En seulement quatre films, le cinéaste espagnol Julio Medem a réussi à construire un univers très personnel, extrêmement visuel, où les éléments naturels et l’imaginaire des personnages tiennent une place prépondérante. Les Amants du cercle polaire, son dernier film, a été sélectionné à la fois au festival de Sundance et à Venise. Cette histoire de passion fusionnelle entre Ana (Najwa Nimri) et Otto (Fele Martinez) est certainement son œuvre la plus ambitieuse. Espérons qu’elle lui permettra d’élargir le cercle de ses « aficionados ».
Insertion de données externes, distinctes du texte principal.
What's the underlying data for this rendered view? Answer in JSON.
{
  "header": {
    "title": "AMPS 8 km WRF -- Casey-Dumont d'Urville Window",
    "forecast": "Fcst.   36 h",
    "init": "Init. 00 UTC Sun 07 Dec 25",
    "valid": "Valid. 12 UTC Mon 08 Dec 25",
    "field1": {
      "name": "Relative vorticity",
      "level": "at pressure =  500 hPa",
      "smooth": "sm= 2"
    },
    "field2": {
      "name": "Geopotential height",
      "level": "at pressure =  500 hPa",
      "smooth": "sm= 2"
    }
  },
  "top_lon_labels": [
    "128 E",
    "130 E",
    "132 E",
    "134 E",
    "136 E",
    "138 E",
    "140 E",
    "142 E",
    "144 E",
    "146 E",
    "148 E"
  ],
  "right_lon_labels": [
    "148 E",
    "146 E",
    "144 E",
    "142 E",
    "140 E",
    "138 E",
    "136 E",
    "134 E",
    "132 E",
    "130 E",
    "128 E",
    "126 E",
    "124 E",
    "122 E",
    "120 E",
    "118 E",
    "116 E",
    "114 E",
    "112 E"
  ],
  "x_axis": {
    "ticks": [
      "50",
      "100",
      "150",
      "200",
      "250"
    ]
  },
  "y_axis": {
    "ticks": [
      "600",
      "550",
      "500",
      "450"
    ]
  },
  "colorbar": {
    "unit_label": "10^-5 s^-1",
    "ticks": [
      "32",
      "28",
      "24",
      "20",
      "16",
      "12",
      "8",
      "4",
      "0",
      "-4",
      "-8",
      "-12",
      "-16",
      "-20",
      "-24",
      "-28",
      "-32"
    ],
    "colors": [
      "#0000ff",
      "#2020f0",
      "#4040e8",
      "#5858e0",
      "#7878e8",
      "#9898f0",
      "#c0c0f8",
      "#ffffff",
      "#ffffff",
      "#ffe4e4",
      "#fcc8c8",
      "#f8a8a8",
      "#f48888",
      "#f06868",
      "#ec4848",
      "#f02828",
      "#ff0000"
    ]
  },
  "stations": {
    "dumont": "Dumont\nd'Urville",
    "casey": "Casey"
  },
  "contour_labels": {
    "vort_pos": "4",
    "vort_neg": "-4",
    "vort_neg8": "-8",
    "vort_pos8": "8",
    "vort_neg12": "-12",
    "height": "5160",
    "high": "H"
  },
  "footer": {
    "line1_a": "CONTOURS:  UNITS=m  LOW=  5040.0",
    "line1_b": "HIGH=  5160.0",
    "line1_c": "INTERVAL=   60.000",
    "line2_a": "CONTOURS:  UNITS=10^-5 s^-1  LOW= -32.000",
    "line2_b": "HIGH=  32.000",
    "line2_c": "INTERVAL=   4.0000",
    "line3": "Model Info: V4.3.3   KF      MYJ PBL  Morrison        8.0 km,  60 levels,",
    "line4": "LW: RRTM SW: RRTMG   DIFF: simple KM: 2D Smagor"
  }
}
Chronic’art : On constate depuis environ une dizaine d’années l’émergence, en Espagne, de toute une nouvelle génération de cinéastes, tel que vous-même ou encore Alejandro Amenabar, Alex de la Iglesia. Comment expliquez-vous ce dynamisme, cette diversité du cinéma espagnol à l’heure actuelle ?
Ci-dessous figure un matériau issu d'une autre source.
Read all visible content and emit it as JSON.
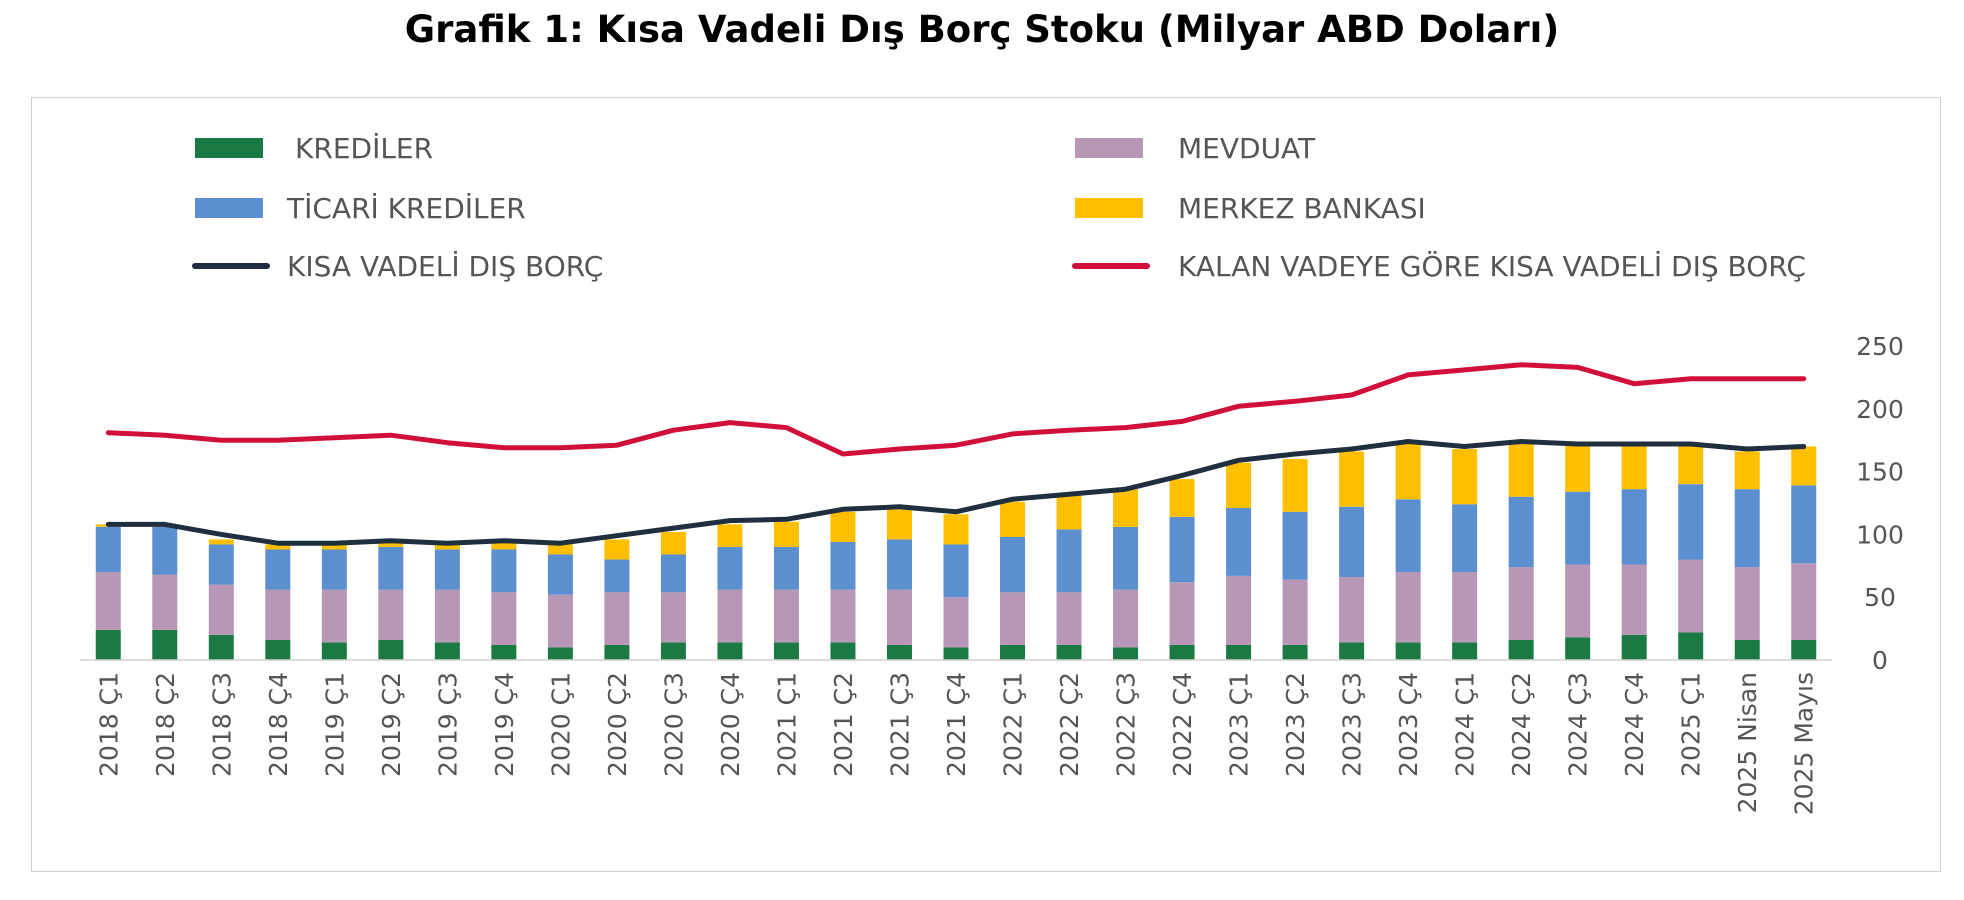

Julio Medem : Comment l’expliquer… En fait, je n’ai pas d’explications, je ne peux que, comme vous, constater ce fait, en être témoin. Mais cela me ravit que le cinéma espagnol soit, maintenant, un cinéma plus divers, un cinéma beaucoup plus ouvert à la liberté créative. En outre, le public espagnol est de plus en plus intéressé par ce nouveau cinéma qui est apparu dans les années 90.

Ce phénomène est d’autant plus flagrant parce que pendant des années, à l’étranger, en France en particulier, le cinéma espagnol était synonyme d’un seul réalisateur : Pedro Almodovar.
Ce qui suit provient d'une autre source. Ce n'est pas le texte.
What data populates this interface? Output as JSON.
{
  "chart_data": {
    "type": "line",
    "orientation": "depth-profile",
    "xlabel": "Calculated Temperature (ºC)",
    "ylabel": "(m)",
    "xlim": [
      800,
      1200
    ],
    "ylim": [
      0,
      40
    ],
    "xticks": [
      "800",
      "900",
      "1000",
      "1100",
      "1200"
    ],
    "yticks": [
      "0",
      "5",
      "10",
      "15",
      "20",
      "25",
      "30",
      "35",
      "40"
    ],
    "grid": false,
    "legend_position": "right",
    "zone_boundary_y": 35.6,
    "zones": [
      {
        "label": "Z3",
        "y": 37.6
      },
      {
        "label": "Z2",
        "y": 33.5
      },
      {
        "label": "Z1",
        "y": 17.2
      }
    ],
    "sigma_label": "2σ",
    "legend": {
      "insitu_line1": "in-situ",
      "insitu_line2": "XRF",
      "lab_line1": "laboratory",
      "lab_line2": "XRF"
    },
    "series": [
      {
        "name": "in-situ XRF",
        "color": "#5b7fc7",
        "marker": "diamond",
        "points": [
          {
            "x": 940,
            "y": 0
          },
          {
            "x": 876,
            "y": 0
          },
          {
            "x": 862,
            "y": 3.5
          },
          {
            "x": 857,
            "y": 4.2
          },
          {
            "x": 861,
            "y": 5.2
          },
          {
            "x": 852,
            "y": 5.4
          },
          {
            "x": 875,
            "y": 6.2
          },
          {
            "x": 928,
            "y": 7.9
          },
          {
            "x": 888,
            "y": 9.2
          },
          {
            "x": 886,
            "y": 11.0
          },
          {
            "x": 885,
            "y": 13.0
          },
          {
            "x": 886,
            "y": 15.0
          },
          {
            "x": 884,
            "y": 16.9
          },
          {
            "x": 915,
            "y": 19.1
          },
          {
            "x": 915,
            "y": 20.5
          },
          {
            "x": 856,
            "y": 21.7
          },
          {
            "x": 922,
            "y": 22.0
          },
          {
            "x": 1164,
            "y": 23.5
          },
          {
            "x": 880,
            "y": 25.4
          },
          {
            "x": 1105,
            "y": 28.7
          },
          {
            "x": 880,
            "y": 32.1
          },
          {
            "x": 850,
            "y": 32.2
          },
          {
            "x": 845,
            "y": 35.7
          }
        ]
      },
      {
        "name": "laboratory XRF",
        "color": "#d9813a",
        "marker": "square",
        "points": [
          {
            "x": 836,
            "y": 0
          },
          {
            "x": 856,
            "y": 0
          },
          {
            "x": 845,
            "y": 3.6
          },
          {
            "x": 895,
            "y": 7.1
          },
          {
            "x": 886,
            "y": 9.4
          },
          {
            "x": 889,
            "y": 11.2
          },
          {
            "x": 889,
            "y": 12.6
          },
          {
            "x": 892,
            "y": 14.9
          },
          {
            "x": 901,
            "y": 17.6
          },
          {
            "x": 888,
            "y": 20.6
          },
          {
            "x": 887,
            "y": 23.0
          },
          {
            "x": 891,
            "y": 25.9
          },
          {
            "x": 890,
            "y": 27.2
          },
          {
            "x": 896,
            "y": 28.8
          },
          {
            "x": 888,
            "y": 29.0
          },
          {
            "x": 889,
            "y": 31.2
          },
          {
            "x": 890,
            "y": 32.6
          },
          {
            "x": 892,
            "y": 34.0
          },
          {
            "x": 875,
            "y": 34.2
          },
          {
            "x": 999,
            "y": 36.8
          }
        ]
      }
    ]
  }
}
Bien sûr, le premier qui a montré la voie, ceci d’une manière très personnelle, très drôle, c’est Almodovar. Et en plus il a ouvert une brèche vis à vis de l’étranger. Grâce à lui on a commencé à nous regarder avec plus d’intérêt. Et ensuite, il y a eu des films tels que Todo por la pasta, j’ai fait Vacas (1992), Alex de la Iglesia a fait Accion Mutante, cela a commencé ainsi. Ce qu’il y a de bien, c’est que chaque année de nouveaux cinéastes apparaissent, des cinéastes de surcroît formidables. Prenez, par exemple, le festival de Sundance. Cette année, il y avait trois films espagnols sélectionnés, très différents les uns des autres. L’un d’eux était un premier film, l’autre Barrio, un second film, quant au mien, Les Amants du cercle polaire, c’est mon quatrième film. Je suis en quelque sorte le vétéran dans l’histoire…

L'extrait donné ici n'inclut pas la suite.